If you have a meticulous skincare routine, you know that personal skincare products (PSCPs) are a big business. The PSCP industry will reach $74.12 billion USD by 2027, with an annual growth rate of 8.64%. With such competition, companies are always looking to engineer themselves an edge, producing products that perform better without the downsides of current offerings.
In a from the lab of Professor of Chemical and Biomolecular Engineering , researchers have created a novel protein-based gel as a potential ingredient in sustainable and high-performance PSCPs. This protein-based material, named Q5, could transform the rheological — or flow-related — properties of PSCPs, making them more stable under the slightly acidic conditions of human skin. This innovation could also streamline the creation of more eco-friendly skincare products, offering increased efficacy and durability while addressing market demands for ethically sourced ingredients.
Personal skincare products, ranging from beauty cosmetics to medical creams, rely on sophisticated “chassis” formulations — often emulsions or gels — to effectively deliver active ingredients.
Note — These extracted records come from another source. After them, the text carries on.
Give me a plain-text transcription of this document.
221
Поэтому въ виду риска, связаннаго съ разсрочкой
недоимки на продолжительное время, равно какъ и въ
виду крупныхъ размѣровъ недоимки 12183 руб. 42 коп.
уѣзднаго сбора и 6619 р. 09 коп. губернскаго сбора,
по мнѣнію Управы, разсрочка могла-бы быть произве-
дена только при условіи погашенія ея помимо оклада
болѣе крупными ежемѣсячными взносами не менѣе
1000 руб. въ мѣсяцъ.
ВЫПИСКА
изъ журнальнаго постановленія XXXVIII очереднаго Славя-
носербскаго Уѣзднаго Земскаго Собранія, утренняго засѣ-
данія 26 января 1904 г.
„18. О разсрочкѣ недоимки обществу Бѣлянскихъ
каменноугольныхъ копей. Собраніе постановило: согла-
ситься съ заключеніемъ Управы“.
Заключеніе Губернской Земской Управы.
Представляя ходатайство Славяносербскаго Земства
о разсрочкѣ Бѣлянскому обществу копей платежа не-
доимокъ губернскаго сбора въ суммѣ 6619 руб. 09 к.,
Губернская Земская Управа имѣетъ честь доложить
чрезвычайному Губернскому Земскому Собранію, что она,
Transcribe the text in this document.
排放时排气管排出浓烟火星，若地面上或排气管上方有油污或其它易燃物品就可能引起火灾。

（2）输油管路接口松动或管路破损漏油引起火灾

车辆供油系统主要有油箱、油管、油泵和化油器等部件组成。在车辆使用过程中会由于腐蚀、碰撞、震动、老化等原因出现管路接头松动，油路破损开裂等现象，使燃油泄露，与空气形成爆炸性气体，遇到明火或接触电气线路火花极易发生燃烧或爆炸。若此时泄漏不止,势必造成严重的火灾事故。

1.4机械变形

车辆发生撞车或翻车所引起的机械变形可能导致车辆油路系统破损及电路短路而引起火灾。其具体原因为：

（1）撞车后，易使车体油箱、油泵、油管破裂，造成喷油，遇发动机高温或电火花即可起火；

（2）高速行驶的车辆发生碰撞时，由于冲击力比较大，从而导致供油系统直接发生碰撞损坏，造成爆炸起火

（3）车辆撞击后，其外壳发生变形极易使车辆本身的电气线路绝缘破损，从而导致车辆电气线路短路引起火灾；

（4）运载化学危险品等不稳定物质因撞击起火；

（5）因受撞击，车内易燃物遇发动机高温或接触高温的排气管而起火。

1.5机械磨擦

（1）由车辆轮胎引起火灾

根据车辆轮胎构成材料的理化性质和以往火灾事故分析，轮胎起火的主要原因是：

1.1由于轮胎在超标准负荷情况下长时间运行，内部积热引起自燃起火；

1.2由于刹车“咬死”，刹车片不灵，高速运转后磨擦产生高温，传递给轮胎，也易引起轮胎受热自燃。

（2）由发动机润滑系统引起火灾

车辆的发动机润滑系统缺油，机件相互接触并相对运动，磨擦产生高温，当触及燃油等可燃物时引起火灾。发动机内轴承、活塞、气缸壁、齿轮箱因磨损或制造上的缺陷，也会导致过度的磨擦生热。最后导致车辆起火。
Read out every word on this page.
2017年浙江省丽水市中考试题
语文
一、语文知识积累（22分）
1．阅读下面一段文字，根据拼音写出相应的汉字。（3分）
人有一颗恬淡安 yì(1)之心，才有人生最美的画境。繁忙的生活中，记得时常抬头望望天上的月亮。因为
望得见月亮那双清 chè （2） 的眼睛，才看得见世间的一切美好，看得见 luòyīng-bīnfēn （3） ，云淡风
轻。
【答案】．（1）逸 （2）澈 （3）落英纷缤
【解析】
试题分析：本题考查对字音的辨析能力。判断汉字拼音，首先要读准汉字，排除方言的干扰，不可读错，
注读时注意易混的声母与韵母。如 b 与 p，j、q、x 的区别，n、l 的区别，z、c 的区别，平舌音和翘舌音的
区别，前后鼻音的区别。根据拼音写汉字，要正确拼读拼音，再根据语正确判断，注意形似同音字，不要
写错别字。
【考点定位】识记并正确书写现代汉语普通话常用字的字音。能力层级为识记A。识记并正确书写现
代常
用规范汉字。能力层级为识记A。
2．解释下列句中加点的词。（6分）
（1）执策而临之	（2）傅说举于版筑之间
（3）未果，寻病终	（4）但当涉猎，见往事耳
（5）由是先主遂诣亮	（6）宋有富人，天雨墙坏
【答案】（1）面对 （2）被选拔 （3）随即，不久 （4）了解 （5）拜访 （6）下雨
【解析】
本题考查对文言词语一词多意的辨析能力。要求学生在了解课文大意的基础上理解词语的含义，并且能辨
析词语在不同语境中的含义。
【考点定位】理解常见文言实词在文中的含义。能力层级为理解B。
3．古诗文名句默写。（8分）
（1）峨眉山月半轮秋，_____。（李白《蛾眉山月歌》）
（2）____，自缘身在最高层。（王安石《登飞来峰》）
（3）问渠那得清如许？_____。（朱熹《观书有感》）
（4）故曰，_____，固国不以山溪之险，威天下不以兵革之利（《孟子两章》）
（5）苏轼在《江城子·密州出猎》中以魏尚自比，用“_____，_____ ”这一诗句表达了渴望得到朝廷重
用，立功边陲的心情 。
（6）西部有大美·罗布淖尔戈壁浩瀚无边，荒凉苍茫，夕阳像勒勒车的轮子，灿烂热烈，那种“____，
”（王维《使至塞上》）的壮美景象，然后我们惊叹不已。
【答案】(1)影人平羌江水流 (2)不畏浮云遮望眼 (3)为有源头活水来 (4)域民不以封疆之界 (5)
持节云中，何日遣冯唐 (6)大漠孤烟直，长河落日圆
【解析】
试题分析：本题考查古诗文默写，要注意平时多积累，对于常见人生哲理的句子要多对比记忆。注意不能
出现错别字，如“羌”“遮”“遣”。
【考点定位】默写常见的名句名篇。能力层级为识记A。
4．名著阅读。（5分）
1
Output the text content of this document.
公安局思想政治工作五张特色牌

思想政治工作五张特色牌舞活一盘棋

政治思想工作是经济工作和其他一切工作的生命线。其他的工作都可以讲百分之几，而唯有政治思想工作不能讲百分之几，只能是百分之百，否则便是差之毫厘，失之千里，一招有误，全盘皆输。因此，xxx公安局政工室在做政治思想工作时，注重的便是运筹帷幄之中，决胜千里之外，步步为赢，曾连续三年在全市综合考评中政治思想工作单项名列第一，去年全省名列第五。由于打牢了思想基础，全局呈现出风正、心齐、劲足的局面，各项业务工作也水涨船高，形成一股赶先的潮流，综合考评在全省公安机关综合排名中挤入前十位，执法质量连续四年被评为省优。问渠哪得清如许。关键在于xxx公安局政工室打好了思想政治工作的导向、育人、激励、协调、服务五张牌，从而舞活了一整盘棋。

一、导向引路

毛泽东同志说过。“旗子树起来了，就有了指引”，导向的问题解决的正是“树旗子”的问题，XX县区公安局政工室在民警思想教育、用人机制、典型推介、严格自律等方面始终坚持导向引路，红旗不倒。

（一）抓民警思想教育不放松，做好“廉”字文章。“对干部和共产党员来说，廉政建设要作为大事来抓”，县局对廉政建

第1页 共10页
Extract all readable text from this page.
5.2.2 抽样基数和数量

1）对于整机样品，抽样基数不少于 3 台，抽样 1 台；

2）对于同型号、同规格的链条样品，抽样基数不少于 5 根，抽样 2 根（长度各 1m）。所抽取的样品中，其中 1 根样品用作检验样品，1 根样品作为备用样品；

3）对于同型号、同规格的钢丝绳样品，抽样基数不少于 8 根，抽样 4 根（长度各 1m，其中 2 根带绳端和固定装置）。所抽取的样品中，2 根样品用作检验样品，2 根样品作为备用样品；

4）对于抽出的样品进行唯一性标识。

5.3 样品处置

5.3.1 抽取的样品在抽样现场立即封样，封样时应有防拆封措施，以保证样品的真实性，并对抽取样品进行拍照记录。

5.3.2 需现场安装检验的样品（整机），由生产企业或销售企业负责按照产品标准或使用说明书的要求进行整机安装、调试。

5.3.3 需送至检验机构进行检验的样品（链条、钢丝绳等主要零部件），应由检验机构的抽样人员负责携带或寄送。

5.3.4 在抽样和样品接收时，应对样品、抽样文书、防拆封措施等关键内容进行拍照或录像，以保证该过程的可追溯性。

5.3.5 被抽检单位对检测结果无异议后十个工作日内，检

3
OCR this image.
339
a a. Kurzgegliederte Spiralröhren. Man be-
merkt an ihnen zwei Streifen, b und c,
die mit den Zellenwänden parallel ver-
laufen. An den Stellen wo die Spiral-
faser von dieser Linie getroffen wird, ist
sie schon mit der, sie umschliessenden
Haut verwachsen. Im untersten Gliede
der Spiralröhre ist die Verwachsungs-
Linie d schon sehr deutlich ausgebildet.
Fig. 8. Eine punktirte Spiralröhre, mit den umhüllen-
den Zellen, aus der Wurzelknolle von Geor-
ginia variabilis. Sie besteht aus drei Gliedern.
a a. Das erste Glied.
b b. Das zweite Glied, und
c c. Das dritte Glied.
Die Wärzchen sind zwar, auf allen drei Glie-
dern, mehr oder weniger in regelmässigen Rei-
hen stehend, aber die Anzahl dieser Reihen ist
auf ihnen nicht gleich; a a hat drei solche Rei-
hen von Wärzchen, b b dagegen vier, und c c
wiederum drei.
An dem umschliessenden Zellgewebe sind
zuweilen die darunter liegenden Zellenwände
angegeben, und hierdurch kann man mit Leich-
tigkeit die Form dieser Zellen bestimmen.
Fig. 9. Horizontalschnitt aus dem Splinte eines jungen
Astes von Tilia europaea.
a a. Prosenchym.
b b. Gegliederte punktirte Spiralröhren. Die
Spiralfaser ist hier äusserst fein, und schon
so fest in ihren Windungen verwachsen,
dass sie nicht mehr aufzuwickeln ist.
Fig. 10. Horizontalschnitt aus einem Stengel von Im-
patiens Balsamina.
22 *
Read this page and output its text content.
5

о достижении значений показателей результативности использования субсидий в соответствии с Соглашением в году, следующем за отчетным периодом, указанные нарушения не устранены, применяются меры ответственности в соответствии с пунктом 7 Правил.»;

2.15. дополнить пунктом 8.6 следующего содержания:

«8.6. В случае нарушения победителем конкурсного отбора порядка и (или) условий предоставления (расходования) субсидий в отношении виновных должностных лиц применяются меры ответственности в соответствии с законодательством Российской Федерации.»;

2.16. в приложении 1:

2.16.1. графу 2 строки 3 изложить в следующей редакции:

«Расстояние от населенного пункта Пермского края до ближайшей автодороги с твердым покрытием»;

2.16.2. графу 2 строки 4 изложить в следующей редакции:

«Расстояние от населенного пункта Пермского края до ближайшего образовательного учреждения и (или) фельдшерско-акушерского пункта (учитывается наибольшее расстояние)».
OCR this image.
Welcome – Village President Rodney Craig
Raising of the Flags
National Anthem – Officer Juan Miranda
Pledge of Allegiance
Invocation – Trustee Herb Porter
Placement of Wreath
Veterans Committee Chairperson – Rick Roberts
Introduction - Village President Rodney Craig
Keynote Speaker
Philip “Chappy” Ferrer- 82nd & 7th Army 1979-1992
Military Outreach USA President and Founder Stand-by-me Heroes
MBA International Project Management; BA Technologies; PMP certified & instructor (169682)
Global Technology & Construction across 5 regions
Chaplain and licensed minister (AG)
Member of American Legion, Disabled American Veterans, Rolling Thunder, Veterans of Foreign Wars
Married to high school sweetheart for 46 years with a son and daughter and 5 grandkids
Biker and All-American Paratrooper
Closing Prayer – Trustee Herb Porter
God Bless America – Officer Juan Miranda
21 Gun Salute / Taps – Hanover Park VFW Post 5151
The performance of these products depends heavily on the stability and responsiveness of their chassis under various environmental conditions, particularly pH.
Current formulations often rely on ingredients such as polysaccharides or synthetic polymers to achieve the desired texture, stability, and compatibility with skin's natural pH, which is mildly acidic (most human skin has a pH of between 5.4–5.9). However, these traditional rheological modifiers have raised environmental concerns regarding sourcing and sustainability.
To take on this challenge, Montclare and her colleagues fabricated a self-assembling coiled-coil protein they call Q5. In the study, Q5 demonstrated impressive pH stability. The protein's unique structure enables it to form strong gels that do not degrade easily under acidic conditions, enhancing the longevity and performance of skincare products.This resilience marks a significant improvement over earlier protein-based gels, which typically disassemble in lower pH environments.
Notably, the research suggests that Q5 could be produced sustainably via bacterial or yeast fermentation, circumventing the ethical and ecological issues associated with animal-derived proteins or synthetic polymers. The protein’s natural amphiphilicity — its ability to attract and retain moisture — also enables it to bind various molecules, adding versatility as a moisturizer or binding agent in skincare products.
The research suggests that these protein-based rheological modifiers like Q5 could soon become a valuable component in the next generation of high-performance skincare products, helping brands meet consumer demand for sustainable beauty solutions without compromising on quality or functionality.